Let’s face it- not everyone goes to college to get a life-changing education. For a lot of college kids, it’s all about the parties, co-eds and fun.
Especially for the people who go for the easiest college majors out there. Here are a few examples. (Apologies in advance for those who studied these)
First off, what does that even mean? You’re managing how hospitable something is? So you take classes on how to fold sheets and towels?
Hospitality management usually means you’re going to be managing restaurants and hotels. But here’s the thing- why do you need a degree for that? 16 year olds manage restaurants after being there for a few years. And unless you’re planning on becoming the head of a major hotel, it doesn’t make sense to get this major.
Unless, of course, you’re really interested in folding laundry.
Psychology is difficult- let’s get that out of the way.
But as for sociology… it’s kind of the dumb, picked on cousin of psychology. It’s for people who want to get a science degree but can’t really make it in one of the harder ones.
Either that, or they just realize sociology is much easier. After all, what does someone with a sociology degree do? They learn about populations and societies and then… what? It’s difficult to say, and even most people who get the degree can hardly explain why they got it.
This is another one of those degrees where you have to wonder why they go to school for it.
After all, what is there to study about film? A few classes on the history of film of course, because the college needs to somehow fill up about 120 credit hours. Then they have you learn some stuff about the English language, because you can’t manage films without good grammar.
And then… it’s tough to say.
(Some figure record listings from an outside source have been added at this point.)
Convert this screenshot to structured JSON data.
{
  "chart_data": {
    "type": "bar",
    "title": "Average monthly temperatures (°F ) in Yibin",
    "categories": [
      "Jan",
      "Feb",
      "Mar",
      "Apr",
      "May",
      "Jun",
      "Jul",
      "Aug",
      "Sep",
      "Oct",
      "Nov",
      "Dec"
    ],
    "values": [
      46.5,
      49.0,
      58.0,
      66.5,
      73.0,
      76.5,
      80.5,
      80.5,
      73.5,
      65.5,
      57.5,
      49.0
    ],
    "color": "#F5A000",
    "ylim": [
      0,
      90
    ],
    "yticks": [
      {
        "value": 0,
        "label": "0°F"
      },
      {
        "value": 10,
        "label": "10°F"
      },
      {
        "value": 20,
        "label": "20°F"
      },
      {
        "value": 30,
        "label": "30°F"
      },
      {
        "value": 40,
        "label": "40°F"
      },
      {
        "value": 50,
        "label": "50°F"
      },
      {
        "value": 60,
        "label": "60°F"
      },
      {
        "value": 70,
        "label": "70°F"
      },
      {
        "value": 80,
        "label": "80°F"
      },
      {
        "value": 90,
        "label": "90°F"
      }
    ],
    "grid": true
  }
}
You wouldn’t think learning about movies would constitute an entire major, yet somehow some colleges make a whole lot of money teaching this stuff.
You really only need to do one thing to get through college with this degree- blame men.
This degree serves two main purposes. First, it allows the college to make money off of women who want to blame men for everything wrong in the world. Second, it gives guys a great ratio of females to males in their classes.
This might be the worst one on the list.
What is communications, exactly? Does getting a degree in communications mean you’ll be able to give excellent speeches, write amazing articles and speak in Morse code?
…no. A communications degree basically means that you can read. This major basically seems like a history class, and it doesn’t prepare you all that well for any job.
But hey- it sounds good, right?
This article wasn’t meant to bash these majors, but… come on. When you sign up for one of these, or something like English or Journalism, you have to know that you’re walking down easy street.
And that’s fine- just keep that in mind when you’re struggling to find a job in 5 years and that engineering major is making good money.